Das Krankenhaus ist voll. Alle Lizenzen sind da!

Juli 2014

Diesmal reisten Anne und Rolf Bucher und Caroline Stiller mit, um unsere Ernährungsprogramme mit neuen Küchengärten und nährstoffreichen Rezepturen weiterzubringen. Gleich am ersten Tag erlebten wir ein volles Krankenhaus. Es waren 103 Patienten in unsere Ambulanz gekommen, unsere lokalen Ärzte waren uns treu geblieben, so konnten wir zusammen den Ansturm gut bewältigen. 

Eine junge 19-jährige verzweifelte Frau, Mungli, mussten wir mit ihrem 1-jährigen Kind aufnehmen. Sie war von ihrem Mann verlassen worden, und auch ihre Eltern waren auseinandergegangen, so dass sie keine Bleibe mehr mit ihrem Kind hatte.

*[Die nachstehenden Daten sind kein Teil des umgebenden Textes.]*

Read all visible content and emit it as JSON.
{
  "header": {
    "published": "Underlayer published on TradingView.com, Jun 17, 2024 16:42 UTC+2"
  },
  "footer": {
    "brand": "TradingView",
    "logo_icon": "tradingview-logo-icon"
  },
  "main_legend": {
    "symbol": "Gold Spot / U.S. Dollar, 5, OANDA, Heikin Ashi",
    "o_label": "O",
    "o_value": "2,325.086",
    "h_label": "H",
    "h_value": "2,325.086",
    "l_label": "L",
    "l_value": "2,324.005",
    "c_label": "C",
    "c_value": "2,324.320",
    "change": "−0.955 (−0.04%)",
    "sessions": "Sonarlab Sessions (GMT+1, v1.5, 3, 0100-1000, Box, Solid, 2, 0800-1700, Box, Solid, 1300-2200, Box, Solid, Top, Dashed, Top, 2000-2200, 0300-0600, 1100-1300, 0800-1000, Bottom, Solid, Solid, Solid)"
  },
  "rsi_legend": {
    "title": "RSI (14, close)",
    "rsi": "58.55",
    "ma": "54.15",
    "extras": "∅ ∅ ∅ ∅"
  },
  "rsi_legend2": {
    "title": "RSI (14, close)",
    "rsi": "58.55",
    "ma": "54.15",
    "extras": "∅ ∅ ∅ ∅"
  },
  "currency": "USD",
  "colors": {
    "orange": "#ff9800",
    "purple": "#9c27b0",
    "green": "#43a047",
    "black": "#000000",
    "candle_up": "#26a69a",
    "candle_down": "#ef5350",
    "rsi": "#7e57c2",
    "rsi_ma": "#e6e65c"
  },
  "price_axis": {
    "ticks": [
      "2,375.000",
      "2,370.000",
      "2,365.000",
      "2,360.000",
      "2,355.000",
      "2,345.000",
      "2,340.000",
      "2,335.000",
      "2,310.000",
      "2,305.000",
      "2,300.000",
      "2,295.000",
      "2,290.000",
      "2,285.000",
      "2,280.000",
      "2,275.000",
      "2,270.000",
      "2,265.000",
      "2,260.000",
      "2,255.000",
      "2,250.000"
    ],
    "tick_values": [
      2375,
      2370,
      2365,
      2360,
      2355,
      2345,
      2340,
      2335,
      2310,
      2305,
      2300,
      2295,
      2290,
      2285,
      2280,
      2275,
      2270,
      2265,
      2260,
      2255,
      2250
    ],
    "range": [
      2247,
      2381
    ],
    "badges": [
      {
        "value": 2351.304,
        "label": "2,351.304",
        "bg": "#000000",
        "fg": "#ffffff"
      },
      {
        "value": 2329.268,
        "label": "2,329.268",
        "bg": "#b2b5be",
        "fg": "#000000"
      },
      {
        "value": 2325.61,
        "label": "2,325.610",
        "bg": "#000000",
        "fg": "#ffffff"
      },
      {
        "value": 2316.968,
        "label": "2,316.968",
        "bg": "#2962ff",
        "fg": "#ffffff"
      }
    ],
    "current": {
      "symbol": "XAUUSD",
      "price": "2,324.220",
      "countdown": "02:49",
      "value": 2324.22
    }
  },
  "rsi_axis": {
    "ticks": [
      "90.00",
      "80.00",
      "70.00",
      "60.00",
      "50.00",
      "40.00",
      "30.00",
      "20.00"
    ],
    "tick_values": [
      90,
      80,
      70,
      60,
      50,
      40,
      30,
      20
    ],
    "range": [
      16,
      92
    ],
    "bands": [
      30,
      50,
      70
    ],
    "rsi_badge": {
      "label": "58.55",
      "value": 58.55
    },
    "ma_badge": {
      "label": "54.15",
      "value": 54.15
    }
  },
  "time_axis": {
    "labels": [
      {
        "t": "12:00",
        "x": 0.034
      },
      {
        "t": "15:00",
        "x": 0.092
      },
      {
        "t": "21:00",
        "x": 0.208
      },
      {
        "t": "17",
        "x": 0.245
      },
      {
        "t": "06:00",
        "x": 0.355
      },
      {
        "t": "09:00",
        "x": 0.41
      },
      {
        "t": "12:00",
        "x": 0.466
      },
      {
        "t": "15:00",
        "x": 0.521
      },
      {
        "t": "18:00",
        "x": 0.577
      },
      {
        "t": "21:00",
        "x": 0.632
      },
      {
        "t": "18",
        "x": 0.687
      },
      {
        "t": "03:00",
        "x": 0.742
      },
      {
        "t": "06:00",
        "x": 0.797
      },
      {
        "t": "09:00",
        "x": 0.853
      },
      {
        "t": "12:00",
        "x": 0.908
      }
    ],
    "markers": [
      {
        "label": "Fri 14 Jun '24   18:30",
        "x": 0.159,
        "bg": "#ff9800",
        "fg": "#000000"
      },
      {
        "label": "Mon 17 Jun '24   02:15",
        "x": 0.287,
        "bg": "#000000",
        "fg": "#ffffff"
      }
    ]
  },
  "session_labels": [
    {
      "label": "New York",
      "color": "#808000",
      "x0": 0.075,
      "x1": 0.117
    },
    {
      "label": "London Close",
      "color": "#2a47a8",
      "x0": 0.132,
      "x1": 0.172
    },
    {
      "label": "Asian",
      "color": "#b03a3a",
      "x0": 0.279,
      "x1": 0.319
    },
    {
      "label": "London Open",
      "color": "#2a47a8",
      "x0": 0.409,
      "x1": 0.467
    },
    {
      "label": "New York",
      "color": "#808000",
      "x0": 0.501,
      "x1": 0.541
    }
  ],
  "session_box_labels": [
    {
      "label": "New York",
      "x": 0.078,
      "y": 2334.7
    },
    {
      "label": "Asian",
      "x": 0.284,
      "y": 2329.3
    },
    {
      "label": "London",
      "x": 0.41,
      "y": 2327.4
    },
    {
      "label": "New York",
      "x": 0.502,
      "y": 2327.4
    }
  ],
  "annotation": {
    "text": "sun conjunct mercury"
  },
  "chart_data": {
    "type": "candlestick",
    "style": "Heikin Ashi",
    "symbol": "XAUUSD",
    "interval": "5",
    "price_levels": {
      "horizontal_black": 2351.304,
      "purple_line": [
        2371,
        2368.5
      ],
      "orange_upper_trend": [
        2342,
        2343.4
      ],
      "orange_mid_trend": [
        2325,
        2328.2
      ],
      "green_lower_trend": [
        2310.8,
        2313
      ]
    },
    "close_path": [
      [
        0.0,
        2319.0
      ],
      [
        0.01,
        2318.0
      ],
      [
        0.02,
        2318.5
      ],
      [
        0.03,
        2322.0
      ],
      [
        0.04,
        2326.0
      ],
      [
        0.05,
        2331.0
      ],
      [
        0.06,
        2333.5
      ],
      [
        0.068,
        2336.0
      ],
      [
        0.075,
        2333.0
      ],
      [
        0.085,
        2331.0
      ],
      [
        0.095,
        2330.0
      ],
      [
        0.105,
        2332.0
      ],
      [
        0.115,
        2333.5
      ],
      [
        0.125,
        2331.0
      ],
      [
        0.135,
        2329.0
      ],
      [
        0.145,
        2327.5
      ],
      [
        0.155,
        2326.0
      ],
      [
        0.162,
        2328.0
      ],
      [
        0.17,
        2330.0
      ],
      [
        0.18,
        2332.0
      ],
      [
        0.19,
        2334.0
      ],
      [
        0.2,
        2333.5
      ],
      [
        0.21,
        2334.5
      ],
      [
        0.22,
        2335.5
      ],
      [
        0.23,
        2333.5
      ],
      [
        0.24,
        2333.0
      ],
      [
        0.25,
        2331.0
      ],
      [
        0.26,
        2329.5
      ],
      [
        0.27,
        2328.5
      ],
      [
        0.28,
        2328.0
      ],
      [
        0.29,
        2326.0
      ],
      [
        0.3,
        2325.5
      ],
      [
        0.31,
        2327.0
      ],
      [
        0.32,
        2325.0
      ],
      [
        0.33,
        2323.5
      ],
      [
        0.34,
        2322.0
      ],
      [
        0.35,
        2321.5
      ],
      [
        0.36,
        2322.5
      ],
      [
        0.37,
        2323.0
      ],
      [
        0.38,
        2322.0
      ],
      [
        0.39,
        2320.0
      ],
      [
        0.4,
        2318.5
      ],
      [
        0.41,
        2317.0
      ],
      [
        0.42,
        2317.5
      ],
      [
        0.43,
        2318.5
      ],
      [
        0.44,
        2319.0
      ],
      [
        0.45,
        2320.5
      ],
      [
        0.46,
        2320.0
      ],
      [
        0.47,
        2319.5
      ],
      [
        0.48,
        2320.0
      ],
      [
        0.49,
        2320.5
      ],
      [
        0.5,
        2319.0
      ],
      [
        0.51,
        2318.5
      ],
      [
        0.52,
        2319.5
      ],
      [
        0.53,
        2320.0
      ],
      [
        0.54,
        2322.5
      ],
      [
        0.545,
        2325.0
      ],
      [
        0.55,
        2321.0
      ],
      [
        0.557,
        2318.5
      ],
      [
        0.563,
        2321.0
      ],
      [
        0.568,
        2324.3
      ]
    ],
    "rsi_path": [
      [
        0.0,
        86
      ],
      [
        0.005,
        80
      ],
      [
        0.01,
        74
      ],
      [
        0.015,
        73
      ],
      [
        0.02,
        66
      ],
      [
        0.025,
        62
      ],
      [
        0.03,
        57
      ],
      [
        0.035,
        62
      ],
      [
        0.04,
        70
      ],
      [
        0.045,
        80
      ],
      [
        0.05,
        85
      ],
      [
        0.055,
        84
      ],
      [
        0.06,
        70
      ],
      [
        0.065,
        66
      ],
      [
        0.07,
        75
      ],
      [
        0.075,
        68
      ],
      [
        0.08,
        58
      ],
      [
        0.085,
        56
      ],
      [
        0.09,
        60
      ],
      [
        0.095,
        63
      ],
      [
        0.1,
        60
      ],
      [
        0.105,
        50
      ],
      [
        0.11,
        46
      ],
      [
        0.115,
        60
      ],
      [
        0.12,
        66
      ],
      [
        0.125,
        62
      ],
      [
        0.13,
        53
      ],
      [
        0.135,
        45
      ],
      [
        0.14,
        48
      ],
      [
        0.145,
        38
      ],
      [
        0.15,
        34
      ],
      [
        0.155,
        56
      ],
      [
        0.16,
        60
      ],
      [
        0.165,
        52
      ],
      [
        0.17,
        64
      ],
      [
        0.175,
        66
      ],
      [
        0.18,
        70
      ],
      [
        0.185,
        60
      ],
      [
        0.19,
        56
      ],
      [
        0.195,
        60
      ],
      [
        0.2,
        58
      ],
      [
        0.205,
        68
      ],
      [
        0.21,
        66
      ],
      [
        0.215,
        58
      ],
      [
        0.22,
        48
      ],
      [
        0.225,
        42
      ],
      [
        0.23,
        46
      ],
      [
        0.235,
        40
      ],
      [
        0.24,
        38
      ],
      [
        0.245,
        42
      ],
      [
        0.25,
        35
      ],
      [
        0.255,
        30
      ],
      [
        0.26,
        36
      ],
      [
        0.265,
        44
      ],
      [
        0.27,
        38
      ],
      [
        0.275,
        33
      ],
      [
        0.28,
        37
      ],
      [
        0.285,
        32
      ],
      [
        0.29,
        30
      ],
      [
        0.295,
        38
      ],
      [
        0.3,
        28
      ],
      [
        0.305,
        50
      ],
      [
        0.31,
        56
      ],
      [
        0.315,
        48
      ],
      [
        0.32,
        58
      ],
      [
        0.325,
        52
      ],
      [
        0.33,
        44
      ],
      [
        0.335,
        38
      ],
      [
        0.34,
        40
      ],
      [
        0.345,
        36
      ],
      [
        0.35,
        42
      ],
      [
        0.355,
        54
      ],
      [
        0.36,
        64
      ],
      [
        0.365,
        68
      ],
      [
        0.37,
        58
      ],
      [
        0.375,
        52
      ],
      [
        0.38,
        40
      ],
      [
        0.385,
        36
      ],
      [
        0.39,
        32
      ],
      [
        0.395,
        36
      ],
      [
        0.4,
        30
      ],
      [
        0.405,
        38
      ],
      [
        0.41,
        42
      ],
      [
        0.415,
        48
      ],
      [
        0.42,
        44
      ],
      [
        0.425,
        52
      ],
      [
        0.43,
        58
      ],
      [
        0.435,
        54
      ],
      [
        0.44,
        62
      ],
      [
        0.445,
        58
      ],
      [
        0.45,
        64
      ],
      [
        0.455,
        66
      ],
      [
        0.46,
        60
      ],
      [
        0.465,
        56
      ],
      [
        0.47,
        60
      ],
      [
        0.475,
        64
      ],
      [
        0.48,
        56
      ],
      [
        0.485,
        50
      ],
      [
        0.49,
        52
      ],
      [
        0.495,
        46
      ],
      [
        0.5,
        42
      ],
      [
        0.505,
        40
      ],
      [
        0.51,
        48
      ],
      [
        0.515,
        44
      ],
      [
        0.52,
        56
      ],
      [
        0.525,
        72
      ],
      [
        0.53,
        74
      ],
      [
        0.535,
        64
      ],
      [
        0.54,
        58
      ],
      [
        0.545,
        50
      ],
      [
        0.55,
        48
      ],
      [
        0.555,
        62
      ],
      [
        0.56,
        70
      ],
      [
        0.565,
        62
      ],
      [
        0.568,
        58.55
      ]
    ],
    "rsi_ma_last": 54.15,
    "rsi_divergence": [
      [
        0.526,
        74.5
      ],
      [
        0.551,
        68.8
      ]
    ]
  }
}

Sie hatte einen geschwollenen Unterarm und meinte, ihr Mann habe sie vor Monaten geschlagen. Im Röntgenbild zeigte sich ein zystischer Tumor, so dass wir sie mit Verdacht auf einen bösartigen Tumor nach Kalkutta in ein Krankenhaus zur Biopsie brachten. Es wurde ein Teil des Unterarms (Elle) entfernt und wir hoffen sehr, dass wir sie noch rechtzeig für die weitere Therapie verlegt haben, bevor eine Streuung des Tumors eingesetzt hat. 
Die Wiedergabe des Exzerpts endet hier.